The Communal: “A Love-Hate Relationship with the Church”
Along the way we’ve endured a lot of difficult growth. As a community we’ve had to grow up and, in some cases, grow out of immature views about art that we Protestant Christians have collected over the years.

In the last nine years we've been pushed in our notion of what it means to be a church—to be a thing called a “Christian artist”—to be an organic part of the city's artistic life, neither rejecting it nor blandly losing our identity. We’ve watched some of us succeed famously and others fail miserably.

We've seen some artists abandon their faith, some reject the church, some pitch into depression, some give up making art altogether and one lady at the tender age of 61 discover that she really can paint after all.

Among our members, we’ve seen one become a film critic at the Chronicle, one make a short film that launched him to the finals of an international festival sponsored by the colorful Kevin Spacey, ones make a movie that debuted in theaters nationwide. We've seen a worship team become a touring rocknroll band; our singer-songwriters grind out the coffeeshop/bar circuit; our visual artists go from hanging their work on the sanctuary walls to the local galleries.

Just a week ago I got a call from Eric Gorski the religion correspondent with the Associated Press asking what we Hope Chapelites thought about all this rigmarole with evangelicals and the arts. It was, I believe, an indirect compliment to the perseverance of this fellowship.

Yet it's been a rough ride learning how to become a community of artists, an honest-to-God community not of a collection of individuals bound by convenience or opportunistic association. It's been hard to really love each other when our identities are constantly threatened by public opinion and the endless warfare that our minds play upon our self-worth.

But it has been worth the struggle. It has been worth it to see the community mature and become what God had purposed for it long before May 31, 1998.

The Personal: “This Strange Job”
One time in the summer of 1997 I was sitting in a staff meeting of the pastors. It was our time to go around giving our weekly reports. To my left sat the youth pastor. On his turn he told us of the retreat his high schoolers had just taken. It was nothing short of amazing: kids coming to Jesus, pouring out their hearts to God, returning with fervor for evangelism. The perfect report, I thought. I was next. "So David, what's happening with you?" A kind of embarrassment and despair began to creep in.

What had I done? I'd met with a few artists to listen to a long litany of woes which nobody really understood, held a rehearsal for a skit, day-dreamed about a hanging system. That was it. No conversions, no one slain in the Spirit, no whiz, no bang. Around the table: benignly puzzled looks. Hm, well, that’s interesting . . . ok . . . moving on.

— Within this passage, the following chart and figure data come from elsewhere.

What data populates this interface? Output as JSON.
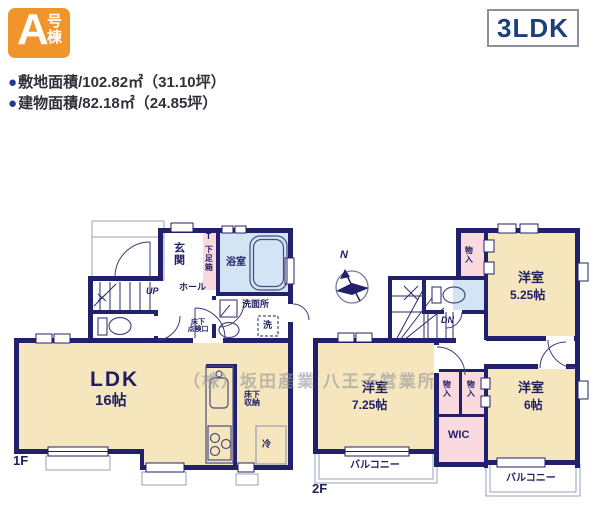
{
  "header": {
    "badge": {
      "letter": "A",
      "suffix": "号棟",
      "color": "#f0952b"
    },
    "plan_type": "3LDK",
    "site_area": {
      "bullet": "●",
      "text": "敷地面積/102.82㎡（31.10坪）"
    },
    "building_area": {
      "bullet": "●",
      "text": "建物面積/82.18㎡（24.85坪）"
    }
  },
  "watermark": "（株）坂田産業 八王子営業所",
  "compass_label": "N",
  "floor1": {
    "floor_label": "1F",
    "rooms": {
      "genkan": "玄関",
      "shoebox_top": "T",
      "shoebox": "下足箱",
      "bathroom": "浴室",
      "hall": "ホール",
      "stairs_up": "UP",
      "washroom": "洗面所",
      "washer": "洗",
      "underfloor_access_line1": "床下",
      "underfloor_access_line2": "点検口",
      "ldk_name": "LDK",
      "ldk_size": "16帖",
      "underfloor_storage_line1": "床下",
      "underfloor_storage_line2": "収納",
      "fridge": "冷"
    }
  },
  "floor2": {
    "floor_label": "2F",
    "rooms": {
      "closet_top": "物入",
      "bedroom1_name": "洋室",
      "bedroom1_size": "5.25帖",
      "stairs_down": "DN",
      "bedroom2_name": "洋室",
      "bedroom2_size": "7.25帖",
      "closet_a": "物入",
      "closet_b": "物入",
      "wic": "WIC",
      "bedroom3_name": "洋室",
      "bedroom3_size": "6帖",
      "balcony_left": "バルコニー",
      "balcony_right": "バルコニー"
    }
  },
  "colors": {
    "wall": "#20216a",
    "room_cream": "#f6e6bd",
    "closet_pink": "#fadadf",
    "bath_blue": "#d3e5f4",
    "badge_orange": "#f0952b",
    "plan_type_navy": "#1c3f7e"
  }
}
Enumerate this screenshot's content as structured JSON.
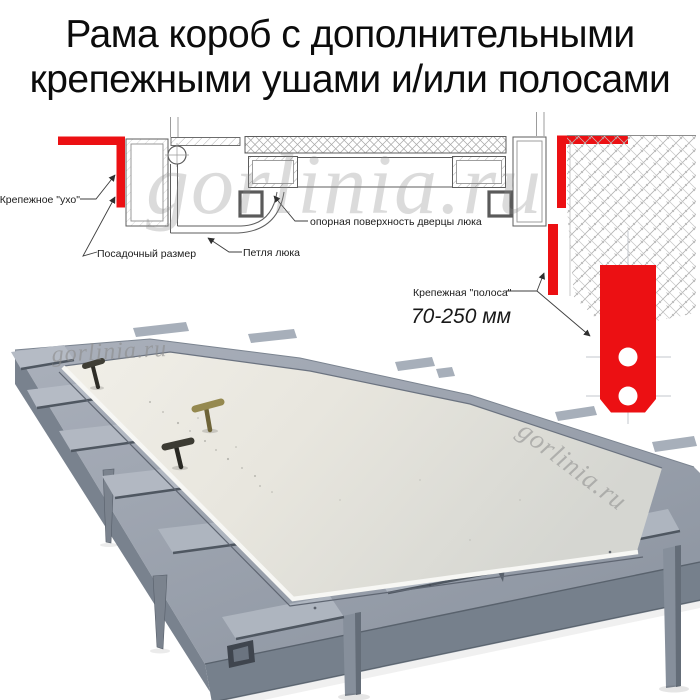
{
  "title": {
    "line1": "Рама короб с дополнительными",
    "line2": "крепежными ушами и/или полосами"
  },
  "watermark": {
    "text": "gorlinia.ru"
  },
  "diagram": {
    "label_ear": "Крепежное \"ухо\"",
    "label_seat": "Посадочный размер",
    "label_hinge": "Петля люка",
    "label_surface": "опорная поверхность дверцы люка",
    "label_strip": "Крепежная \"полоса\"",
    "label_strip_range": "70-250 мм",
    "colors": {
      "accent_red": "#ec1013",
      "line": "#5d5d5d",
      "hatch": "#b0b0b0"
    }
  },
  "photo": {
    "colors": {
      "panel": "#e9e7df",
      "frame": "#9aa2ae",
      "frame_dark": "#76808c",
      "brass_handle": "#95894f",
      "dark_handle": "#3c3b33"
    }
  }
}
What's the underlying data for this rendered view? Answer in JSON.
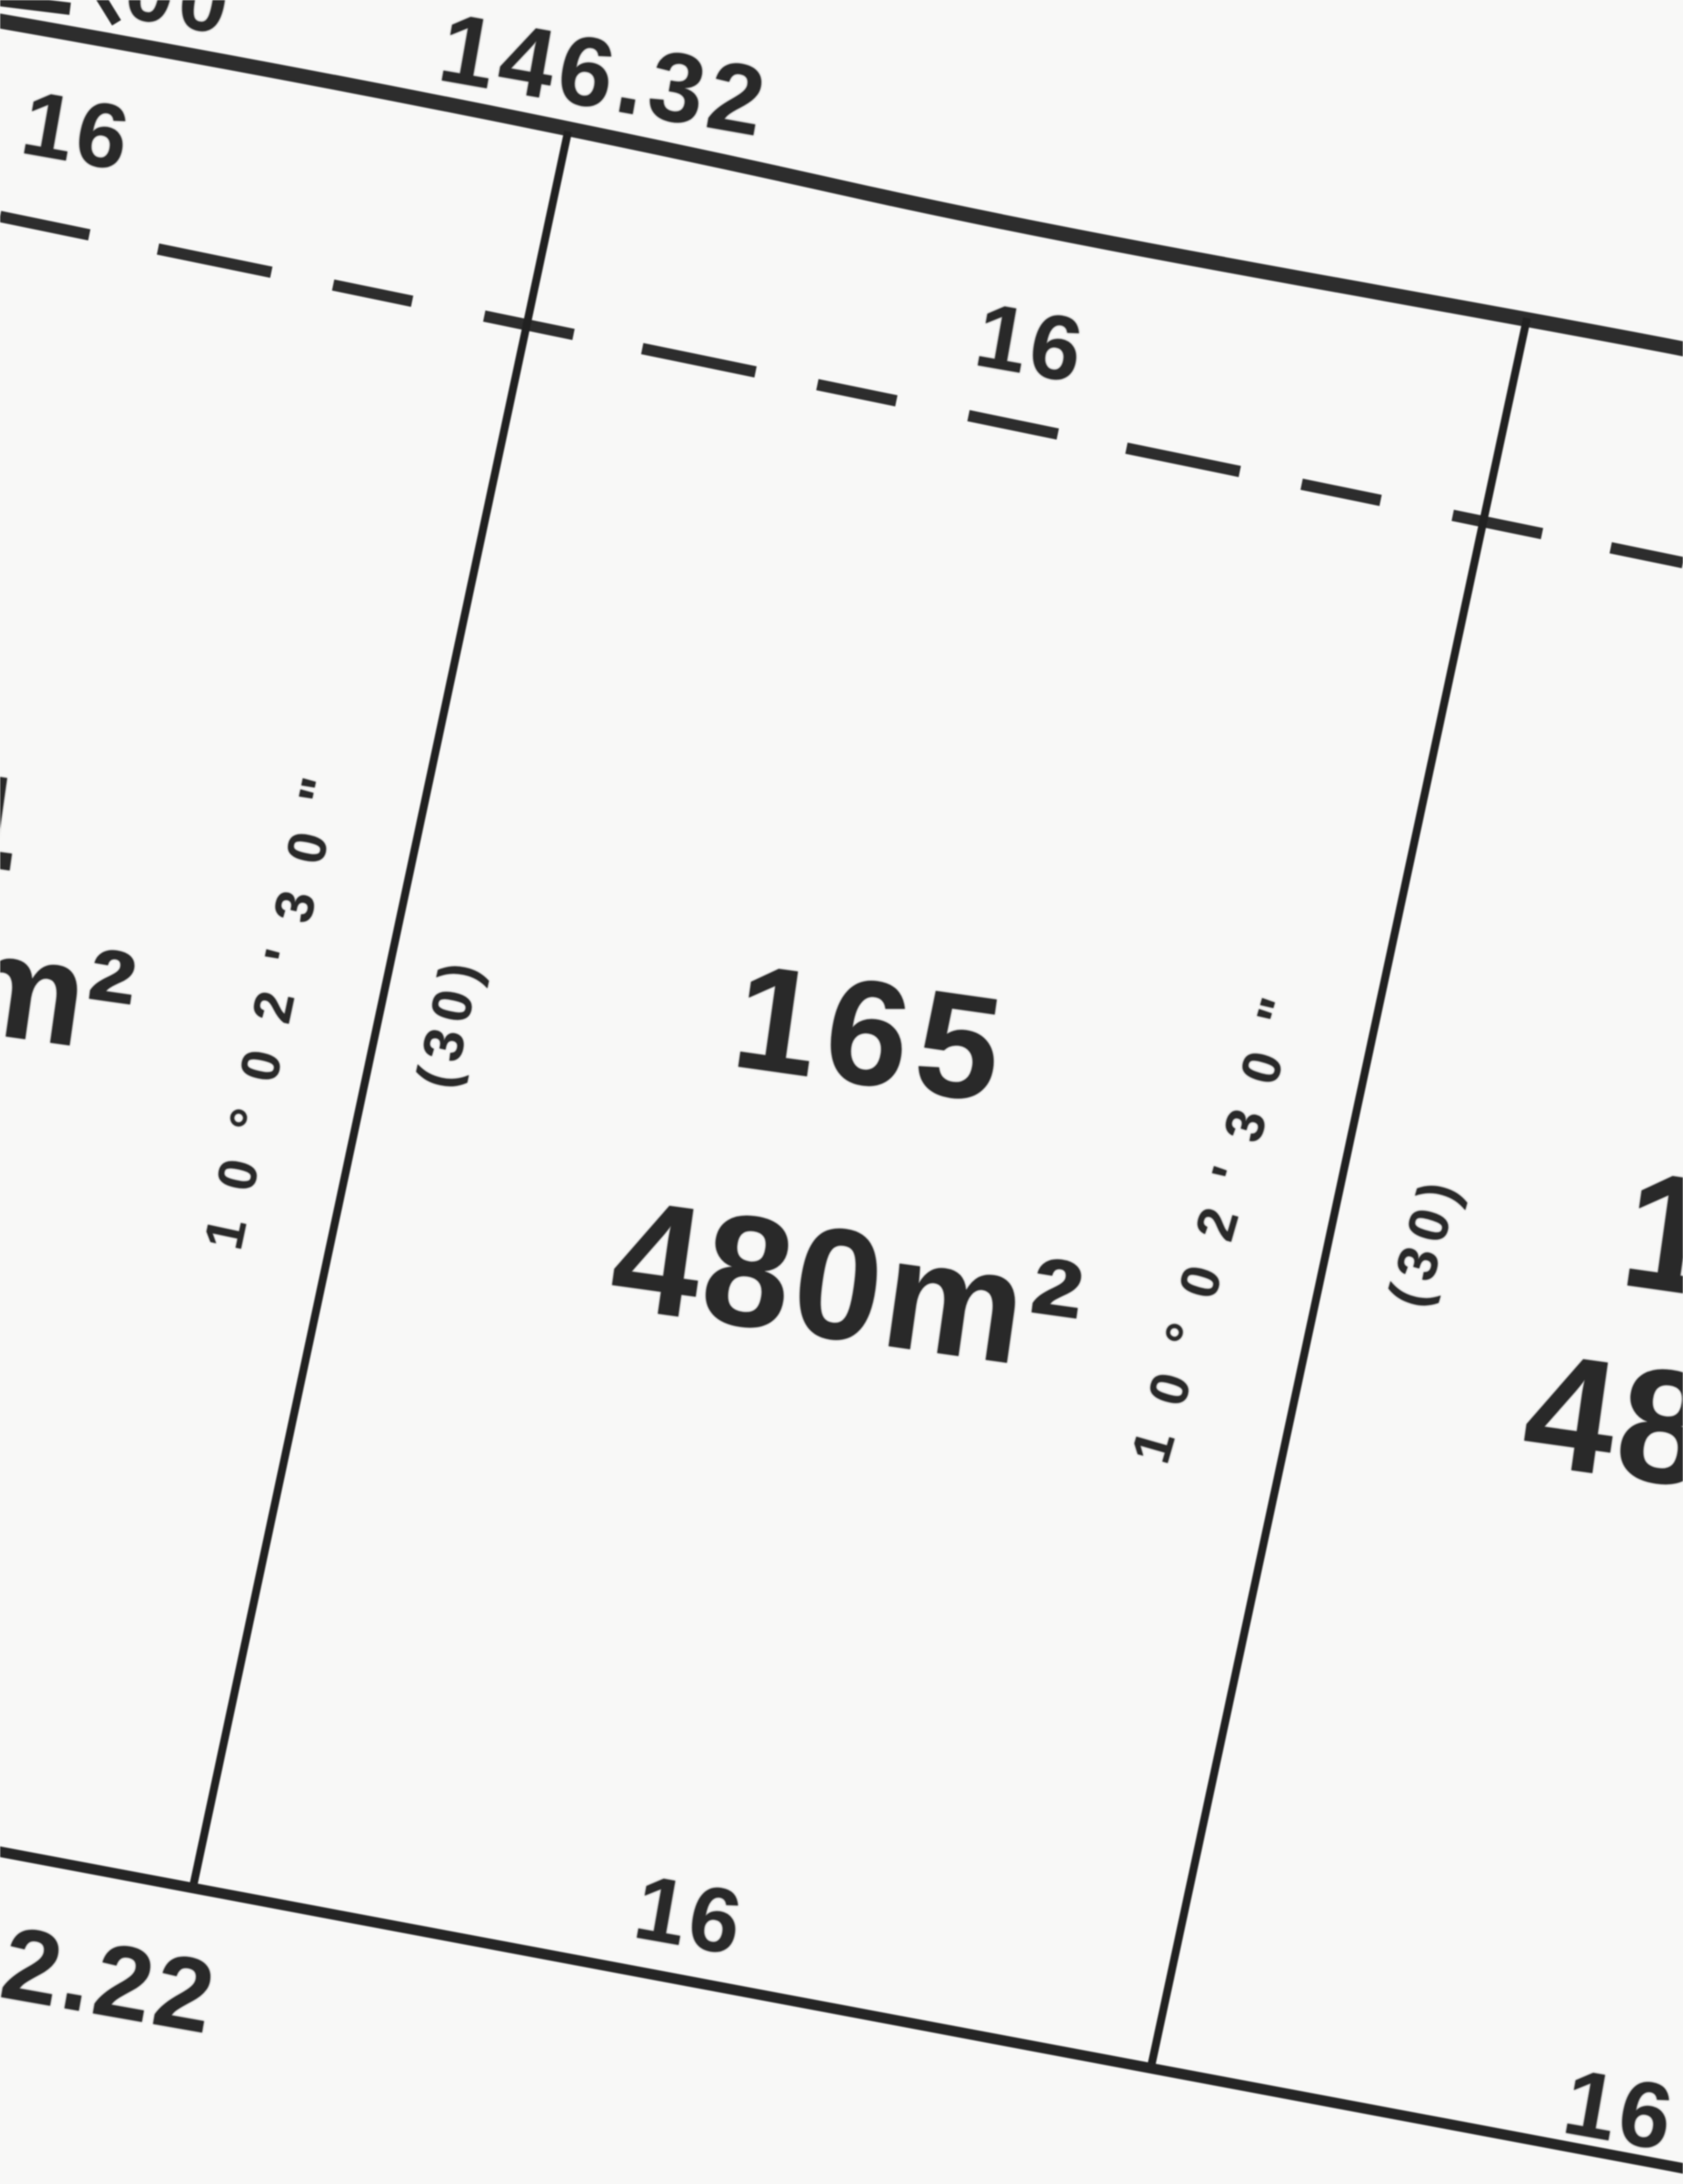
{
  "plan": {
    "type": "cadastral-subdivision-plan-detail",
    "lot": {
      "number": "165",
      "area": "480m²",
      "depth": "(30)",
      "frontage": "16"
    }
  },
  "labels": {
    "top_partial_number": "00",
    "frontage_total": "146.32",
    "frontage_width_left_lot": "16",
    "frontage_width_lot165": "16",
    "bearing_left": "10°02'30\"",
    "distance_left": "(30)",
    "lot_number": "165",
    "lot_area": "480m²",
    "bearing_right": "10°02'30\"",
    "distance_right": "(30)",
    "neighbor_right_lot_fragment": "1",
    "neighbor_right_area_fragment": "48",
    "neighbor_left_lot_fragment": "4",
    "neighbor_left_area_fragment": "m²",
    "bottom_dimension": "2.22",
    "bottom_width_lot165": "16",
    "bottom_width_right_lot": "16"
  },
  "colors": {
    "ink": "#2b2b2b",
    "paper": "#f8f8f7",
    "line": "#303030"
  }
}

It took seven years on the job for me no longer to feel that I had to justify my work as valuable. I still struggle at times, that it's a waste, that my time and energy could be put to better, more “useful” use.

Yet here I am. By hook or by crook I still love the church, love artists, love the artistic weirdness of Austin. I ask myself, Is it possible that the city’s well-being could be directly related to the Church’s participation in the arts community? Could the city be a more wonderful city if the Church threw itself into the mix? Yes, I say, very much yes, and amen.

How do I feel about this being my last festival? I feel melancholy. It’ll be hard to leave it. Mostly, however, I feel grateful. I feel profoundly grateful for the extraordinary human beings who have journeyed with me and who’ve made this festival ten thousand times better than I could ever have imagined. We’ve accomplished by God’s grace those long-ago imagined objectives, objectives that were really only a wish.
May it be so again. May the artists come alive like they’ve never been alive. May the Church be a haven and a home for them and a sign of Christ’s redemption for the broken. May the city be blessed because of our presence and through our lives taste and see that the Lord is indeed good.

Thank you for coming. May you be blessed today much as we were back at the beginning.

5 comments:

The Aesthetic Elevator said...

Are there transcripts or outlines of the Darkness and Nudity seminars? I'd like to read these.

ceciliabrie said...

i think it would be beautiful if every artist who reads this and has been made More Alive through participation in the HopeArts community signed off here in the comments.
how many would there be? (and that's just those who take a look at the blog)...
I'm one.
~brie, nyc, working to establish the same in Greenwich Village...

jamie said...

David, I've been reading your blog for a long time from Phoenix, but I cannot recall why this is your last festival.

w. david o. taylor said...

Mister "Aesthetic Elevator," I will rummage around my files and see if I have notes for these seminars. I'll let you know.

Brie, I'd love to see how many more alive people are out there because of the festival. We had a strong first weekend. Lots to evaluate, as I'm sure you would guess, but the Classical concert was GOR-geous. Oh mama. I'll write more lengthily next week.

Jamie, I'm resigning from my post as arts pastor next summer '08. I'll be leaving, God-willing, for St. Andrews University in Scotland where I wish to pursue doctoral studies with Jeremy Begbie. So as of this summer everything I experience will be an experience of "my last this, my last that." There's a sadness about it but I think also a sense that the winds are changing and it's ok to begin to prepare for a migration.

jamie said...

Congratulations! What a wonderful opportunity!